At present, they're not really self-driving. They need a human at the wheel and (supposedly) looking out for errors. For one thing, until the programmers have been able to train the visual/radar/lidar systems on tens or hundreds of thousands of things that might be in the way, there's basically two choices: Stop and wait for the human to take over whenever it can't identify something, or ignore unknown images. The second choice caused a woman walking a bicycle to be run over. The software ignored what it couldn't figure out and the car operator's eyes were on something in her lap. The first choice would have the car shrieking for assistance very often, and braking if it didn't get an immediate response - but at least the operator wouldn't get bored and stop paying attention...
Even when the self-driving software is better, manual driving will be required sometimes. Google Maps won't tell it how to park itself in your driveway. A lot of rural roads won't be improved to support self-driving software for 20 years, if ever.
Snow and ice will also be challenges for self-driving, although I think it's possible.
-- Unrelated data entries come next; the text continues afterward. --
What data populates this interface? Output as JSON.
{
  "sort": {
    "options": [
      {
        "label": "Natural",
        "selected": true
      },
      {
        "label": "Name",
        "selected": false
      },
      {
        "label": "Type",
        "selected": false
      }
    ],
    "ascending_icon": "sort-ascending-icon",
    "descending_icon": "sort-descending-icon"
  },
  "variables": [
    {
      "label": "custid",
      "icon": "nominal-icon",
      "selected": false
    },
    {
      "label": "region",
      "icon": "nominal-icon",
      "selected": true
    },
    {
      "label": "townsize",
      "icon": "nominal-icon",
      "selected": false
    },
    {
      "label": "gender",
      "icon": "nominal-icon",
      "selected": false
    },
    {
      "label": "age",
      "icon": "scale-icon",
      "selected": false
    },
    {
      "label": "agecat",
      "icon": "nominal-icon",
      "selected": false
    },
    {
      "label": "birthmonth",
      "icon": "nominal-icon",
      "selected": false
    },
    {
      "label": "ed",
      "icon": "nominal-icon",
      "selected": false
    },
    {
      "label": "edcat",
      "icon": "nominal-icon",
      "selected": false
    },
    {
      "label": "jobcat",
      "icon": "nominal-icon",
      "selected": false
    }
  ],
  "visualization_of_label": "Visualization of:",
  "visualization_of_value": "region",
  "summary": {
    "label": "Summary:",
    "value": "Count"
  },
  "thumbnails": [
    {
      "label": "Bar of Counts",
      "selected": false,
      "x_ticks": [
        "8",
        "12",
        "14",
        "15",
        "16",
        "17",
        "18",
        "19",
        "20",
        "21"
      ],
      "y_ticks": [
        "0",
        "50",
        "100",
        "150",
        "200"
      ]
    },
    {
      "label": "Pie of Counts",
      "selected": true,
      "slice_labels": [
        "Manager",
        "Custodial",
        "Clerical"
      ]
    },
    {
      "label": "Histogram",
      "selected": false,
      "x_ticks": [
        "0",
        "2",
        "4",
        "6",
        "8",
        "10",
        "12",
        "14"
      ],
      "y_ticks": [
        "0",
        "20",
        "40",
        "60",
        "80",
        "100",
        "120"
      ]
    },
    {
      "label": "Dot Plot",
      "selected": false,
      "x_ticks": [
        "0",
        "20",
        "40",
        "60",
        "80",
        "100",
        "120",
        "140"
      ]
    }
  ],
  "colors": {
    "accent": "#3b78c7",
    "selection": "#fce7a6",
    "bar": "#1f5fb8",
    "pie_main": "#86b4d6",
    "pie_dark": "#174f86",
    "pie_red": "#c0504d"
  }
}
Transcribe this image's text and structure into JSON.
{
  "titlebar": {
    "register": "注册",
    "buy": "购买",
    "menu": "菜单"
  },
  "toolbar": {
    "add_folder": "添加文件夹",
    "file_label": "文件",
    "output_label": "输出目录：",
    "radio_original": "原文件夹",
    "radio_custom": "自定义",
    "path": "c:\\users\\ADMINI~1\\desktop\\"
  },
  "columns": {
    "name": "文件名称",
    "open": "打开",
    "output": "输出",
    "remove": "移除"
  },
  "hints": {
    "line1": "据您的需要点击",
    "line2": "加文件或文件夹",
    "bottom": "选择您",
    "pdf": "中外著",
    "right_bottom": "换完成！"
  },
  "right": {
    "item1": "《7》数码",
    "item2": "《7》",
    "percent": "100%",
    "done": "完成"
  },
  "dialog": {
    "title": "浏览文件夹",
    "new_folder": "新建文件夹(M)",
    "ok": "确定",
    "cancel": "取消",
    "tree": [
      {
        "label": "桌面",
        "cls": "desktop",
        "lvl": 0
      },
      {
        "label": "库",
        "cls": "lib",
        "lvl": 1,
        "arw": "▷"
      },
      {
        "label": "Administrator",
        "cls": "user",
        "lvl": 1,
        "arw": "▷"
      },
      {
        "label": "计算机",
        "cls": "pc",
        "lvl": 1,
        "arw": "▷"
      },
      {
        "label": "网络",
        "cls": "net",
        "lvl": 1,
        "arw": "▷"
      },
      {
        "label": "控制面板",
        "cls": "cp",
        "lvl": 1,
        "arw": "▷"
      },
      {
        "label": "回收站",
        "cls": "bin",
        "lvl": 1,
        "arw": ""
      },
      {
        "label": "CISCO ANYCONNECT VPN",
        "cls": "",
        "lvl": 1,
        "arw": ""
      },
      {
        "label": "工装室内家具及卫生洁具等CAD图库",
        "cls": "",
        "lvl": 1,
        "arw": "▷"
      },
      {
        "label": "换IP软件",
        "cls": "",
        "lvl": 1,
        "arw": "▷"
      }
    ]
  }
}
This is mainly a matter of sensors and physics; the software can integrate radar and wheel-slip sensors better than a human can, and do the calculations better. But it will take longer to get this right than to improve the software to safely navigate downtown with uncontrolled cars, bicycles, and pedestrians.
But finally, will self-driving cars ever become good enough to function as taxis? That requires operation without a qualified driver, or any human in the car at all. OTOH, it doesn't have to leave the roads that are well-mapped and marked for self-drivers.